Rocco Baldelli didn't just call his team's performance over the weekend in Kansas City disappointing or weak. He chose the word 'unprofessional'. To a hard-nosed New England baseball man, the cardinal sin in the game is not a failure to be good enough, but a failure to show adequate intensity, purpose, or intelligence. A series in which his team scored only two runs was just the latest example of their growing ineptitude at the plate, and it wasn't the product of fly balls dying on the warning track or close calls going the wrong way.
No, the Twins swung early, and often, and they made lousy contact. Give the stellar Royals pitching staff some credit for that, but be sure not to apportion the responsibility for it all to them. The Twins are on a woeful jag in this regard.
So far this month, as a team, the Twins are chasing just over 36% of pitches outside the strike zone. That's the worst showing for any team in any month all year. Obviously, that's very misleading, because we're only eight days into this month, so outliers are bound to be more common, but the truth of it can't be easily erased. The difference between their in-zone swing rate and their chase rate is also the lowest any team has posted in any month of the season, by a comfortable margin. They're swinging indiscriminately, and it's killing any chances they might otherwise have of producing consistent offense.
On this chart, you can see April and May in a cluster on the left, where the Twins were too passive and struggled out to an uneven start. On the right, clustered just as nicely, are June, July, and August, when the team was healthier and more aggressive and consistently producing superb offensive numbers, even if it came with a little more chase. But right now, as that top data point so clearly tells us, they're a mess.

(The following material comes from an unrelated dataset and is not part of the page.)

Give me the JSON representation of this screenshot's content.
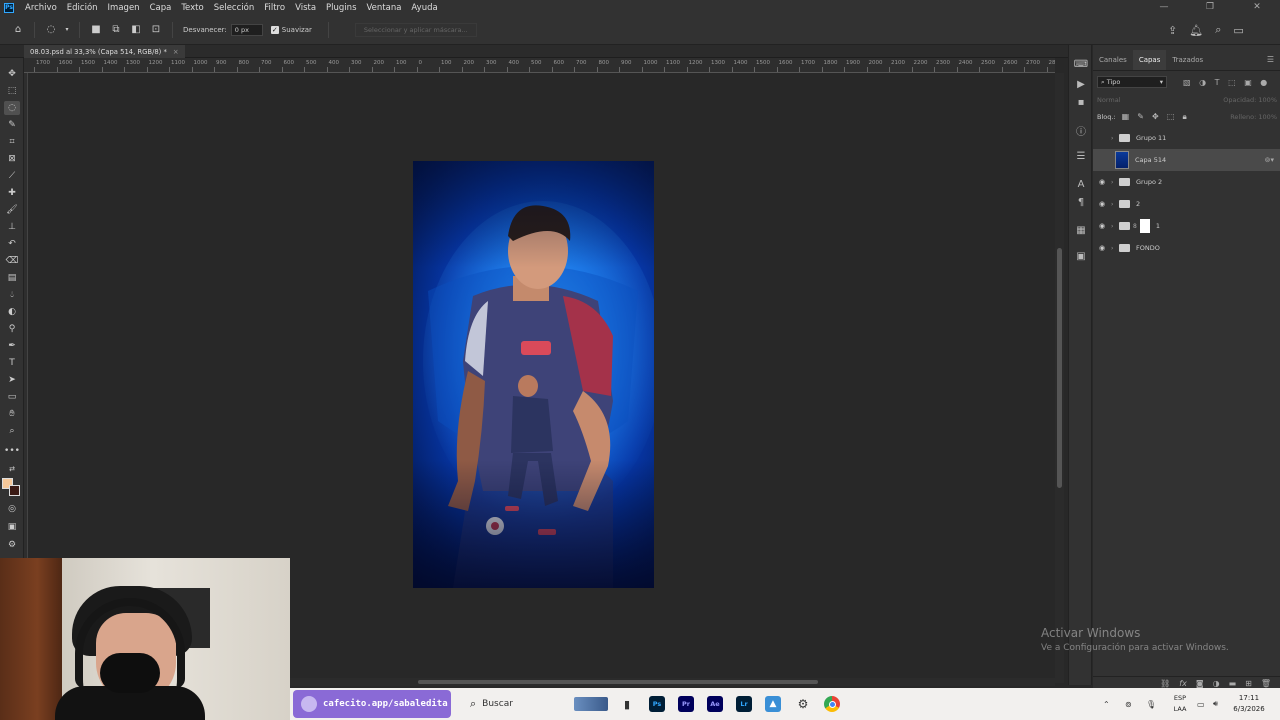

That's not entirely their fault, of course. They're nearing the end of a long season. Almost 10 years ago, Russell Carleton of Baseball Prospectus did a landmark study about the management of the difficult grind that is an MLB campaign. In it, he found that players show worse plate discipline as they wear down, and that without days off to shield them from the effects of the grind, those effects pile up and materially damage an offense's production.